Women In Photography - Lay of the Land : Dafna Talmor, Kapwani Kiwanga, Tamara Dean, Meghann Riepenhoff, Brooke Holm, Virginia Woods-Jack, Odette England, Katie Breckon, Siobhan McDonald, Katrin Koenning, Peta Clancy and Rhiannon Adam.
This body of work was born from a feeling of homesickness. Living in the remote West Kimberley and returning home to New Zealand once a year means I move between two very different worlds, and neither really understands the other. I grew up in a valley in New Zealand where the sky was long and narrow, and although traveling extensively, it was not until living in the flat savannah surrounding Derby that the absence of hills and mountains became noticeable and overwhelming. For the first time, I realised the comfort those mountainous land formations created.

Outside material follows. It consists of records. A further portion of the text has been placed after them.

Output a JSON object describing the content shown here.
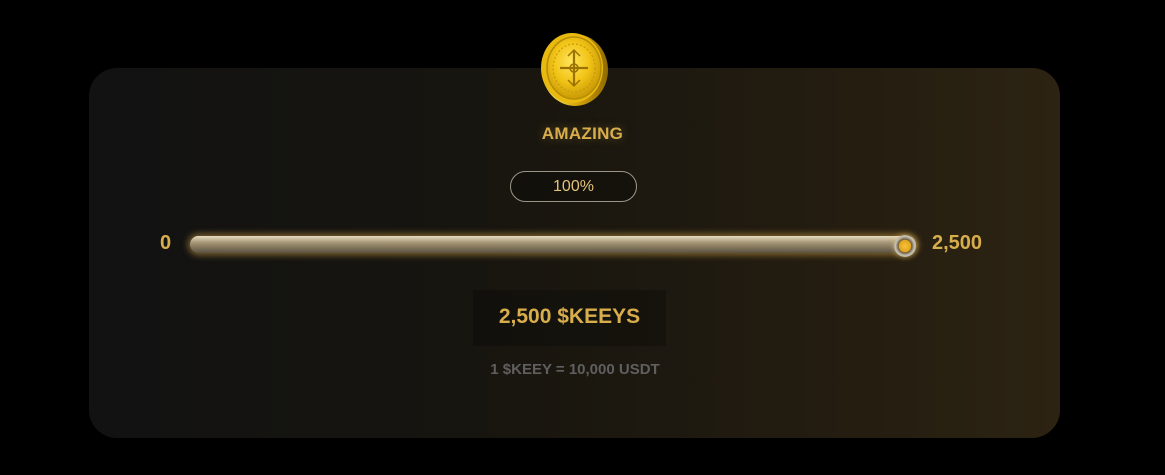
{
  "tier": {
    "label": "AMAZING",
    "icon": "gold-coin-icon",
    "coin_color": "#f2c417"
  },
  "progress": {
    "percent_label": "100%",
    "percent_value": 1.0
  },
  "slider": {
    "min_label": "0",
    "max_label": "2,500",
    "min": 0,
    "max": 2500,
    "value": 2500
  },
  "amount": {
    "label": "2,500 $KEEYS"
  },
  "rate": {
    "label": "1 $KEEY = 10,000 USDT"
  },
  "colors": {
    "accent": "#d8ad4c",
    "background": "#000000",
    "card_left": "#121212",
    "card_right": "#2c2312",
    "muted_text": "#5f5f5f"
  }
}
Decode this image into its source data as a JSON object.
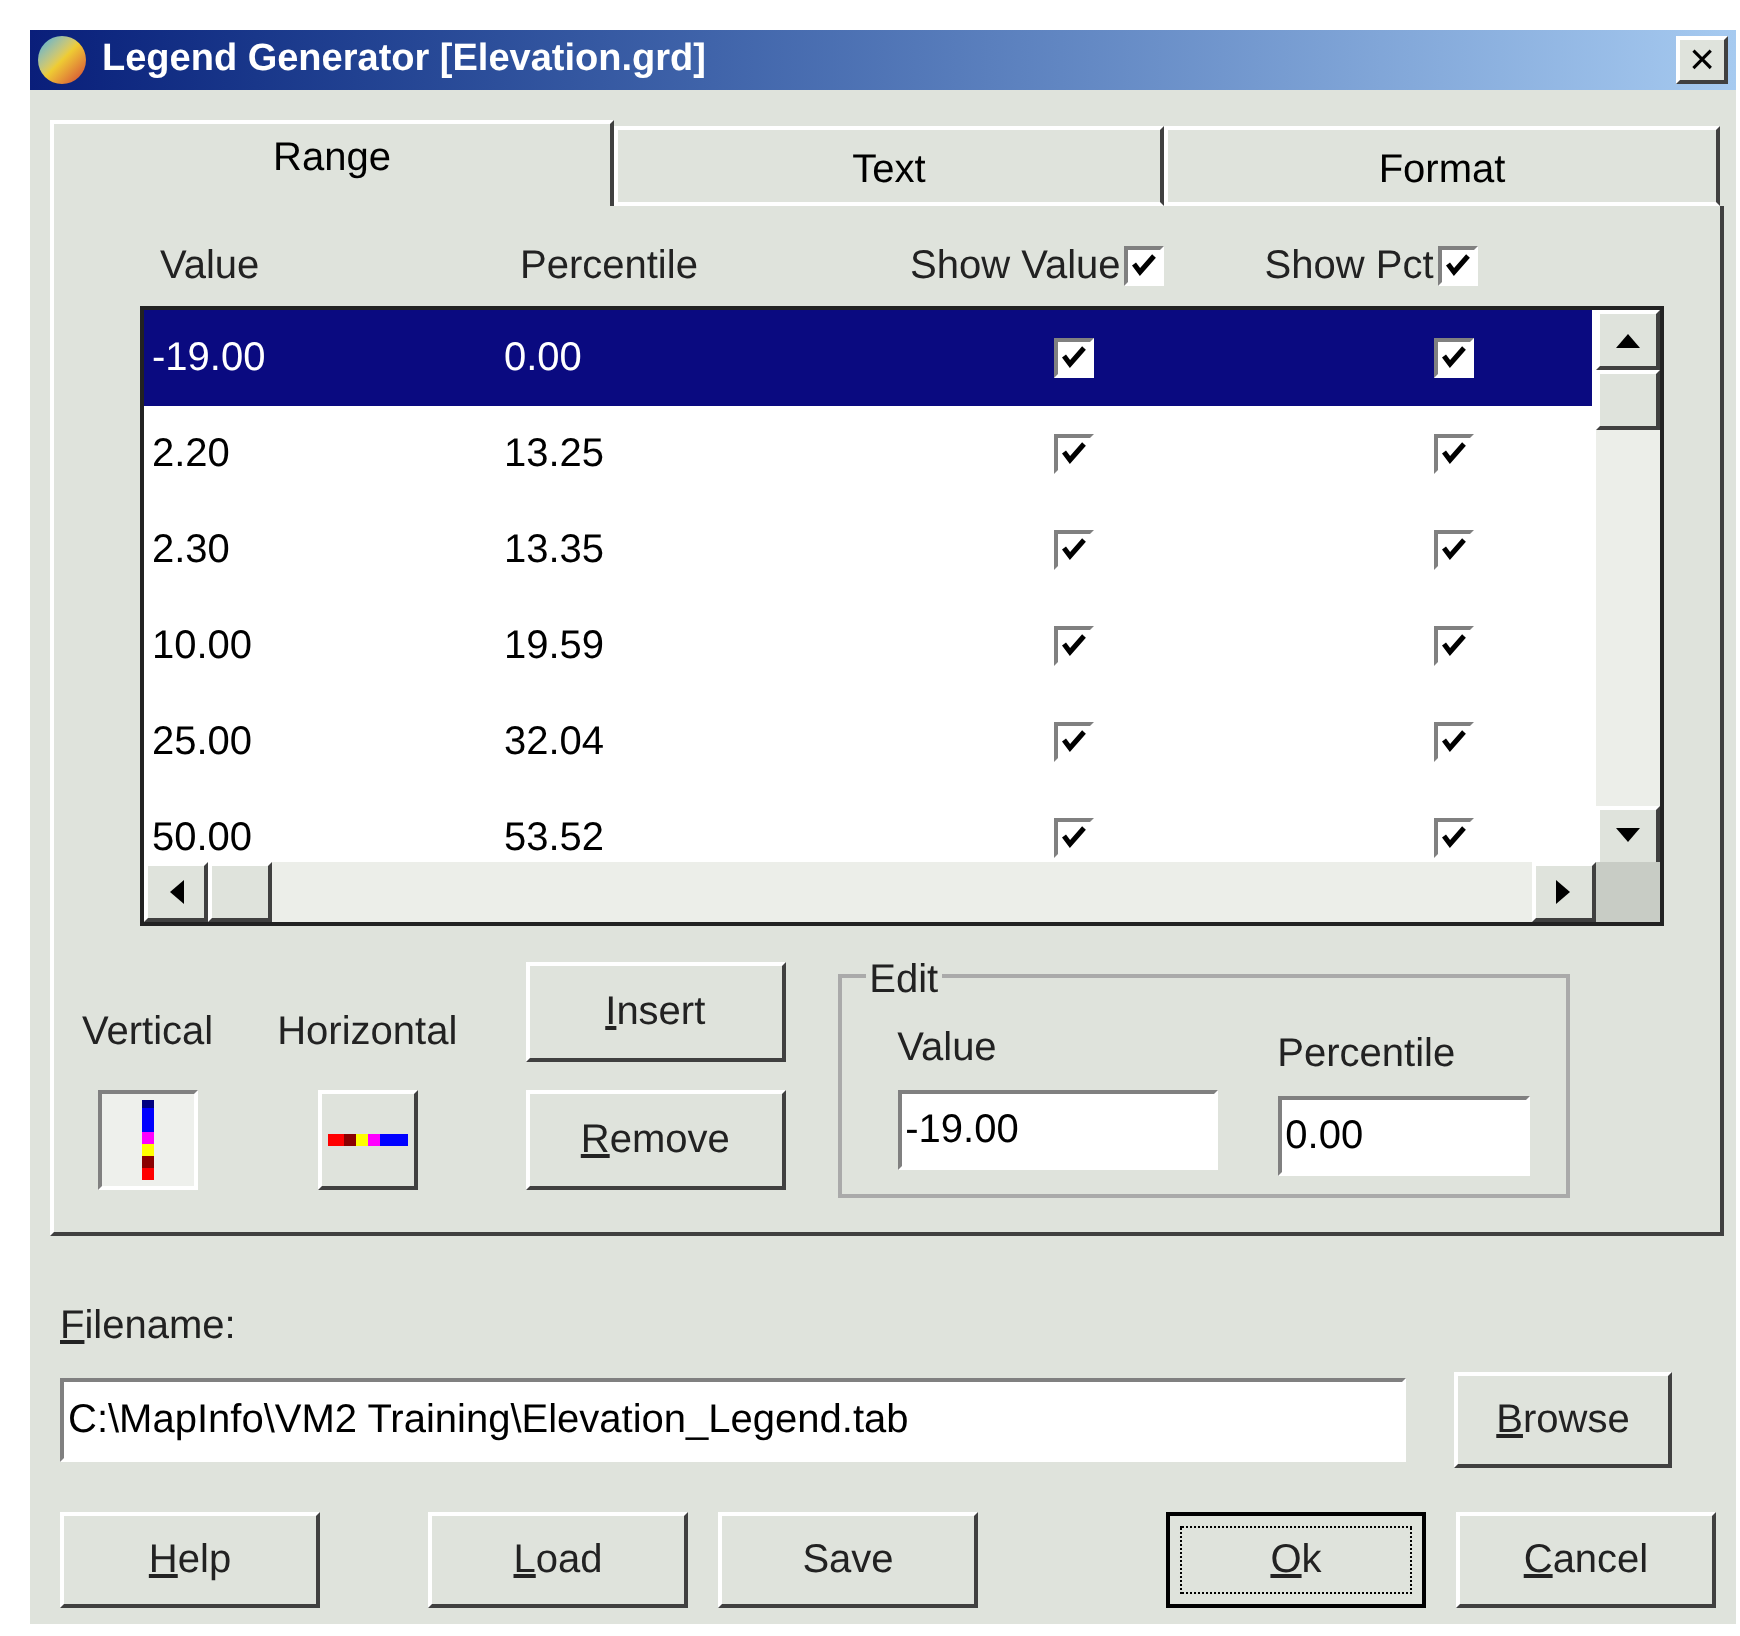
{
  "window": {
    "title": "Legend Generator [Elevation.grd]",
    "close": "×"
  },
  "tabs": [
    {
      "label": "Range",
      "selected": true
    },
    {
      "label": "Text",
      "selected": false
    },
    {
      "label": "Format",
      "selected": false
    }
  ],
  "table": {
    "columns": [
      {
        "label": "Value"
      },
      {
        "label": "Percentile"
      },
      {
        "label": "Show Value",
        "checked": true
      },
      {
        "label": "Show Pct",
        "checked": true
      }
    ],
    "rows": [
      {
        "value": "-19.00",
        "percentile": "0.00",
        "show_value": true,
        "show_pct": true,
        "selected": true
      },
      {
        "value": "2.20",
        "percentile": "13.25",
        "show_value": true,
        "show_pct": true,
        "selected": false
      },
      {
        "value": "2.30",
        "percentile": "13.35",
        "show_value": true,
        "show_pct": true,
        "selected": false
      },
      {
        "value": "10.00",
        "percentile": "19.59",
        "show_value": true,
        "show_pct": true,
        "selected": false
      },
      {
        "value": "25.00",
        "percentile": "32.04",
        "show_value": true,
        "show_pct": true,
        "selected": false
      },
      {
        "value": "50.00",
        "percentile": "53.52",
        "show_value": true,
        "show_pct": true,
        "selected": false
      }
    ]
  },
  "orientation": [
    {
      "label": "Vertical",
      "selected": true
    },
    {
      "label": "Horizontal",
      "selected": false
    }
  ],
  "row_buttons": [
    {
      "underlined": "I",
      "rest": "nsert"
    },
    {
      "underlined": "R",
      "rest": "emove"
    }
  ],
  "edit": {
    "title": "Edit",
    "fields": [
      {
        "label": "Value",
        "value": "-19.00"
      },
      {
        "label": "Percentile",
        "value": "0.00"
      }
    ]
  },
  "filename": {
    "label_underlined": "F",
    "label_rest": "ilename:",
    "value": "C:\\MapInfo\\VM2 Training\\Elevation_Legend.tab",
    "browse": {
      "underlined": "B",
      "rest": "rowse"
    }
  },
  "buttons": [
    {
      "underlined": "H",
      "rest": "elp",
      "default": false
    },
    {
      "underlined": "L",
      "rest": "oad",
      "default": false
    },
    {
      "rest": "Save",
      "default": false
    },
    {
      "underlined": "O",
      "rest": "k",
      "default": true
    },
    {
      "underlined": "C",
      "rest": "ancel",
      "default": false
    }
  ]
}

The Kimberley is saturated in sunlight for most of the year. At times the sun and heat feel unrelenting and I long for winter. I began to have a recurring daydream of standing under mountains in the deep south of New Zealand. It was a subconscious retreat to a place I know. The Deep South, southern end of New Zealand, is where my family settled in the mid 1800s and where many of New Zealand’s renowned artists and writers have drawn inspiration from the lands gothic noir undertones.
Natural pigments became an interest of mine while working for Mowanjum Aboriginal Art & Culture Centre, where ochre colour charts hang from the studio walls. Over the years I have harvested ochre with Ngarinyin people on Wilinggin Country and together we produced a short documentary called Ornmol (Ochre) that explored the cultural meanings, associated language and uses of ochre. Across the world, ochre has many uses including decorative, medicinal and ceremonial. Within the Kimberley, ochre is harvested and deeply symbolic and the colours are different to New Zealand Kokowai (ochre). Initially, I referenced ochre within my artwork as a way to compare my two homes, to visually translate a feeling of belonging and nostalgia for each place and to reference the patient teachers and elders who have shared their culture and stories with me. Permission to integrate and reference ochre in my artwork has been given by Ngarinyin and Worrorra elders and artists.
In the book Dirt Music, author Tim Winton wrote about the red earth staining the skin and soul and this metaphor resonated with me. I feel a constant push and pull between the two places I call home. Through photography, I am not interested in recording what is visible; instead I want to recreate what I feel.